Morphisec helps close the security gap of device memory at runtime, improving our security posture. It hasn't reduced the time we've spent investigating false alarms. If anything, it has probably increased the time. You still need to investigate alerts to see if they're genuinely damaging. It hasn't reduced our workload because we need to investigate alerts, and we get several each week. The majority of our alerts are false positives. If there are level fours or fives, we do a lot more. Those are the more malicious ones that are not false positives.

Morphisec's in-memory protection is probably the most valuable feature because it stops malicious activity from occurring. If something tries to install or act as a sleeper agent, Morphisec will detect and stop it. 

Morphisec's Moving Target Defense is critical to hardening our attack surface. If it detects something, it indicates whether it's valid. That means you've got a breach requiring investigation. It detects anomalies but doesn't necessarily point to what caused them. You still need to do that work.

The solution is reasonably easy to administer. They made some changes last year, adding a cloud-based monitoring solution that makes deploying and monitoring our endpoints easy.

We have discovered some bugs in the new releases that they've had to fix, so I would like to see more testing and QA on their side before they release.

We've been using Morphisec since April 2020.

Morphisec is highly stable. We haven't had any major issues with it.

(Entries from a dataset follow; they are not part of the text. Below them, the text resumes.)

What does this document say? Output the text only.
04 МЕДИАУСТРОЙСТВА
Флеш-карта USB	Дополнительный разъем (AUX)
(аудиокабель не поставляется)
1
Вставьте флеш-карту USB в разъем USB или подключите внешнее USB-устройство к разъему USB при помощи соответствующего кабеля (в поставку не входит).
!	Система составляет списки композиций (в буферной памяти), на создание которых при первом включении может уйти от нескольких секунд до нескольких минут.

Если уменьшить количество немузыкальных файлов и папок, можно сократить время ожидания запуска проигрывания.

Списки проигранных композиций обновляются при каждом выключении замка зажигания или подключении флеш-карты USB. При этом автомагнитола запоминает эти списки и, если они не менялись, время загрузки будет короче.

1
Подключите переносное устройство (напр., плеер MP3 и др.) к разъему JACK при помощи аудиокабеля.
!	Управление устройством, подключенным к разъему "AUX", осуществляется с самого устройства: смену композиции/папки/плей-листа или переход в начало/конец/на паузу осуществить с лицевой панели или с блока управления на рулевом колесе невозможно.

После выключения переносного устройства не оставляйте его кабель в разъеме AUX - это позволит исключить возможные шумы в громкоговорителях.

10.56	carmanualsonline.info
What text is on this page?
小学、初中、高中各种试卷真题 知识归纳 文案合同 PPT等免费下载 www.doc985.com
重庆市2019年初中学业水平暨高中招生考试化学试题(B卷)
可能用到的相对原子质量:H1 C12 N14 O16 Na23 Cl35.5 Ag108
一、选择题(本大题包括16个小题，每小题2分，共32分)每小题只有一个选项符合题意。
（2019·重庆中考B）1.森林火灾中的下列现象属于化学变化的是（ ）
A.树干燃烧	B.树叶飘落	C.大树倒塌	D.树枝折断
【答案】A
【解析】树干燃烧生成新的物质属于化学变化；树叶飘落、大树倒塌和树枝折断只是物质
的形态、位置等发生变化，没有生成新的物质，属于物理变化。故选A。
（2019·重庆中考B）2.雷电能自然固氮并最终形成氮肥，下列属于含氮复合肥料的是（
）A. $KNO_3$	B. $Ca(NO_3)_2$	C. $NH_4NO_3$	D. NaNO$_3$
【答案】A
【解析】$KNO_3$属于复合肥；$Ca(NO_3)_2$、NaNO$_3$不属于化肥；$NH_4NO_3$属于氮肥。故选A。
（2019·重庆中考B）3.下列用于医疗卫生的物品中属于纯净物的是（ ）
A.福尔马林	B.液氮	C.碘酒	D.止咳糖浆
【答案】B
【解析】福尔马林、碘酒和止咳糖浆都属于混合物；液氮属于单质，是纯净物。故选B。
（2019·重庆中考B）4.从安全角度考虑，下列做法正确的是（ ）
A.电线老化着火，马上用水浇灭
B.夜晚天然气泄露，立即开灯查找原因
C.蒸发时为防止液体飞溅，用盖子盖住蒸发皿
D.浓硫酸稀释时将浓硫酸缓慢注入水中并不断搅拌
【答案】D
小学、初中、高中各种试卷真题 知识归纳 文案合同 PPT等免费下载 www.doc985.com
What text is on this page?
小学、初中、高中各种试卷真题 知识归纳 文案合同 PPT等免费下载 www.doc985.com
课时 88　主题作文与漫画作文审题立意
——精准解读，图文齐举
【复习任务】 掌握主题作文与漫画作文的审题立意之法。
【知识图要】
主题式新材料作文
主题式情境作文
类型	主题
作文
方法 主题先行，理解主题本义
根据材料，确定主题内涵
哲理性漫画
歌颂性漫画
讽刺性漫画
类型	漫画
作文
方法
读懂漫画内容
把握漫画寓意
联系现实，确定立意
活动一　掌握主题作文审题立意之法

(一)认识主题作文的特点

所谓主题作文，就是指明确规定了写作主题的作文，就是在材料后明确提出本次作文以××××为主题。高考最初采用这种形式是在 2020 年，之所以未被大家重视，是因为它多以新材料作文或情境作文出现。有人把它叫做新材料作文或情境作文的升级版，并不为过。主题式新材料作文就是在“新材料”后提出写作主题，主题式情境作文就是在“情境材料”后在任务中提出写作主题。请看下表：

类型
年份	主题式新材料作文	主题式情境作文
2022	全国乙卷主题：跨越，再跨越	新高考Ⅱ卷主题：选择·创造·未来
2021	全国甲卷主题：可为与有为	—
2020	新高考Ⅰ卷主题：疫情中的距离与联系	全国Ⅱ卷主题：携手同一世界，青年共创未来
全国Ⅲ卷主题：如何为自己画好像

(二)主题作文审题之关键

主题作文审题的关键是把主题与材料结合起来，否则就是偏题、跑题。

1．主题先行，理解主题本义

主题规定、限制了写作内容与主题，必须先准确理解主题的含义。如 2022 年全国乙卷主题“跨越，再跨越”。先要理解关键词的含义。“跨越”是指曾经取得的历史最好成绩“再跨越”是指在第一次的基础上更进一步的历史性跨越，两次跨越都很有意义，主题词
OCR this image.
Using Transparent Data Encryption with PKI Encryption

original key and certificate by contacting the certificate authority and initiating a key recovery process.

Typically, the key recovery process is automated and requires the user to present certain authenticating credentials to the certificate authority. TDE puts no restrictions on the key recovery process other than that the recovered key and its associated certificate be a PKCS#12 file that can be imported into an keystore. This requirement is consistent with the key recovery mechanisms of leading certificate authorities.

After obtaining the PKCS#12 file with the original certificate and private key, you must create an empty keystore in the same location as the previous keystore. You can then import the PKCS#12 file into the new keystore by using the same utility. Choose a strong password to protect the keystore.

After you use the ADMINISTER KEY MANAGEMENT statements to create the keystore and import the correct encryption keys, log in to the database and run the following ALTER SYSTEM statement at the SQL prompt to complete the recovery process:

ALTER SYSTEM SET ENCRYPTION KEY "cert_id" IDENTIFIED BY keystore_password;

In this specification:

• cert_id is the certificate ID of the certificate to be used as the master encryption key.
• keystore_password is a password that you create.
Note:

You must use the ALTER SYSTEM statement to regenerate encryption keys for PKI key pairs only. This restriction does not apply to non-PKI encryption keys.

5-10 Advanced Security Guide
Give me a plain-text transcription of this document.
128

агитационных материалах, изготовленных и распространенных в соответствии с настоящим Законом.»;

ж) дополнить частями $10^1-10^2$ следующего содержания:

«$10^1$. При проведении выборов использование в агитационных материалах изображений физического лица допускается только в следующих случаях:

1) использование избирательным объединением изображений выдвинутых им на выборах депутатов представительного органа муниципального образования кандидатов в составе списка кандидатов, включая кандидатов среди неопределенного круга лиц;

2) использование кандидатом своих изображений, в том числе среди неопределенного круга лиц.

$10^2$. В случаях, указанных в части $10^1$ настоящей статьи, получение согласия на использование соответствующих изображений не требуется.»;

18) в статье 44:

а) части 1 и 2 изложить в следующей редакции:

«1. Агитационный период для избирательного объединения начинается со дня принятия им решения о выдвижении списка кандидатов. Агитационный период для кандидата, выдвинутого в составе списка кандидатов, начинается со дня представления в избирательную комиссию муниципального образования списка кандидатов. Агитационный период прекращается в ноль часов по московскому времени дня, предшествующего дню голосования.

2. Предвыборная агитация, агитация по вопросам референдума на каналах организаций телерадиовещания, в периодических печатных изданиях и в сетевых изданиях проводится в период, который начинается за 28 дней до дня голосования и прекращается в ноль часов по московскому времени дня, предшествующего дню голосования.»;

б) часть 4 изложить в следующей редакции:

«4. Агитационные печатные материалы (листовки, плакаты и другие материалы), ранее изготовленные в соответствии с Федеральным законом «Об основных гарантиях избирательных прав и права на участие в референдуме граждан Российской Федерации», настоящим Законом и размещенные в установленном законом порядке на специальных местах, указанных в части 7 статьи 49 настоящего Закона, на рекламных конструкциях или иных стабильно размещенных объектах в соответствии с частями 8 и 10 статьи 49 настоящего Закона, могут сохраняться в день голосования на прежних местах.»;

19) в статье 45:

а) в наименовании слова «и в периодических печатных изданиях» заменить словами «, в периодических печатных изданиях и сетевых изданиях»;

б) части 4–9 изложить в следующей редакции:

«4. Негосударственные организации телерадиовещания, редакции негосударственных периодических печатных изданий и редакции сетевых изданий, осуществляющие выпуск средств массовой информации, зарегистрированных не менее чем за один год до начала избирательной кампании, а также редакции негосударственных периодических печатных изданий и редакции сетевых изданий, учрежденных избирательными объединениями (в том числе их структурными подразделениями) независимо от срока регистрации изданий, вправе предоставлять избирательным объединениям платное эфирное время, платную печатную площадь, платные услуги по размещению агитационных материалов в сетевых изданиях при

I rate Morphisec support eight out of 10. It depends on the issue, but they're pretty good overall.

Positive

I don't think the initial setup was too tricky, and we've started deploying a cloud-based monitoring solution, making it much more manageable. It offers some advantages. For example, sometimes, an endpoint that wasn't on our networks will be attacked. With the on-prem version, we wouldn't get notified if they dialed in via a VPN because the agent isn't on that computer. The cloud-based monitoring tool only requires an internet connection. 

The deployment is quick with the cloud-based tool because it has a built-in deployment agent. You can push those out. I wouldn't say it's via GPO; it's through their own agent.

We've seen a return on our investment. Morphisec has been worth it, considering the price of competing solutions. 

Morphisec is reasonably priced because our parent company's other subsidiaries use different products like CrowdStrike. CrowdStrike is four or five times more expensive than Morphisec. The competitive pricing saves us money in our overall security stack.

We didn't evaluate anything else at the time because I have a good relationship with the mid-market enterprise forum, and many of my peers used Morphisec. I knew it was a different type of technology than some competitors. It was unique and geared toward the mid-market.

I rate Morphisec Breach Prevention Platform nine out of 10. It has some unique features compared to competing products that offer in-memory protection. At the same time, Morphisec is relatively new to the market space. CrowdStrike offers incident monitoring services, whereas Morphisec is only starting to do that. If you need a 24/7 managed detection response, other players have it, but Morphisec is beginning to do it.